Если быть радикальным — значит служить идеалу, то я радикал… Да, общество, допускающее нищету, да, религия, допускающая ад, да, человечество, допускающее войну, представляются мне обществом, человечеством и религией низменного порядка, я же стремлюсь к обществу высшего порядка, к человечеству высшего порядка, к религии высшего порядка: к обществу — без монарха, человечеству — без границ, религии — без писаных догматов. Да, я борюсь со священником, торгующим ложью, и судьей, попирающим справедливость… Да, насколько может желать человек, я желаю уничтожить злой рок, тяготеющий над человечеством; я клеймлю рабство, я преследую нищету, я искореняю невежество, я лечу болезни, я освещаю мрак, я ненавижу ненависть. Вот каковы мои убеждения, и вот почему я написал „Отверженных“.»
Гюго вспоминает годы юности, свои ранние статьи, в которых он прославлял величие и талант Ламартина. «Сегодня вы считаете, что пришел ваш черед говорить обо мне, и я горжусь этим. Мы любим друг друга уже сорок лет, и мы оба живы. Вы не захотите омрачить ни наше прошлое, ни наше будущее… Делайте с моей книгой и со мной то, что сочтете нужным. От вас может исходить только свет».
И Ламартин «осветил» роман Гюго в своих очередных «Беседах», входящих в его популярный курс литературы. «Надо было назвать эту книгу не „Отверженные“, а „Виновные“», — заявил старый друг Гюго. В героях романа Ламартин не усмотрел ничего высокого и подлинно человеческого.
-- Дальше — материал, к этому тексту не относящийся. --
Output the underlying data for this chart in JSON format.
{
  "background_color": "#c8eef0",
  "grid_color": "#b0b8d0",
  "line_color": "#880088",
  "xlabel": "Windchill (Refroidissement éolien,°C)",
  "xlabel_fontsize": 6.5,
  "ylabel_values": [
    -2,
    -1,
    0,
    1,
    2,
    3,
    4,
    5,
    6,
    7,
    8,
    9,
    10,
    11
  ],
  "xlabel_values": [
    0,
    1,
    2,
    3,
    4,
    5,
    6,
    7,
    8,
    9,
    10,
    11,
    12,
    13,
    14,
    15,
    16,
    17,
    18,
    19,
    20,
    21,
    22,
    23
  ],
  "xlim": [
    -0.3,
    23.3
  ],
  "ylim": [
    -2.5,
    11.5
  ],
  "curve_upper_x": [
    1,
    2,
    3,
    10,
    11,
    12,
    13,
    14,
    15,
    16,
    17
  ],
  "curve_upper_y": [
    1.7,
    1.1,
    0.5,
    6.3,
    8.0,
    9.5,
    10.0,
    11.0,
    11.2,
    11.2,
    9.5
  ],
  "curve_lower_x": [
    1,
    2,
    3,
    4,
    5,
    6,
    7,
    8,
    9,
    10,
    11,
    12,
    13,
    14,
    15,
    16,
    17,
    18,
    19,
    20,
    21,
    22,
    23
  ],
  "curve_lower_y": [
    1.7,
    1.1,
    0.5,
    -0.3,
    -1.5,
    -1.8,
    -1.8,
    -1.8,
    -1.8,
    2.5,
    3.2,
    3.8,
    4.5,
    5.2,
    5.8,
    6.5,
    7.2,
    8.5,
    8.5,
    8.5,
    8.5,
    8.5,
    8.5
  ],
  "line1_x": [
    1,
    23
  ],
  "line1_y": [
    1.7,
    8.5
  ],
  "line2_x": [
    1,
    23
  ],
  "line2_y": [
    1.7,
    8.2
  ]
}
Жан Вальжан — всего лишь обыкновенный преступник, Фантина — публичная женщина и ничего более, а епископ Мириель — очень подозрительная личность, это «социалист, сам того не ведающий». Не пощадил Ламартин и художественную форму романа. Он укоряет автора в «неопрятности выражений, в преувеличениях, в тягостных ошибках, в нечистоте вкуса…». Разумеется, Ламартин признает высокий талант и благородные намерения автора, и все же книга представляется ему опасной вдвойне: «не только потому, что она устрашает счастливых, но и потому, что возлагает неоправданные надежды на несчастных».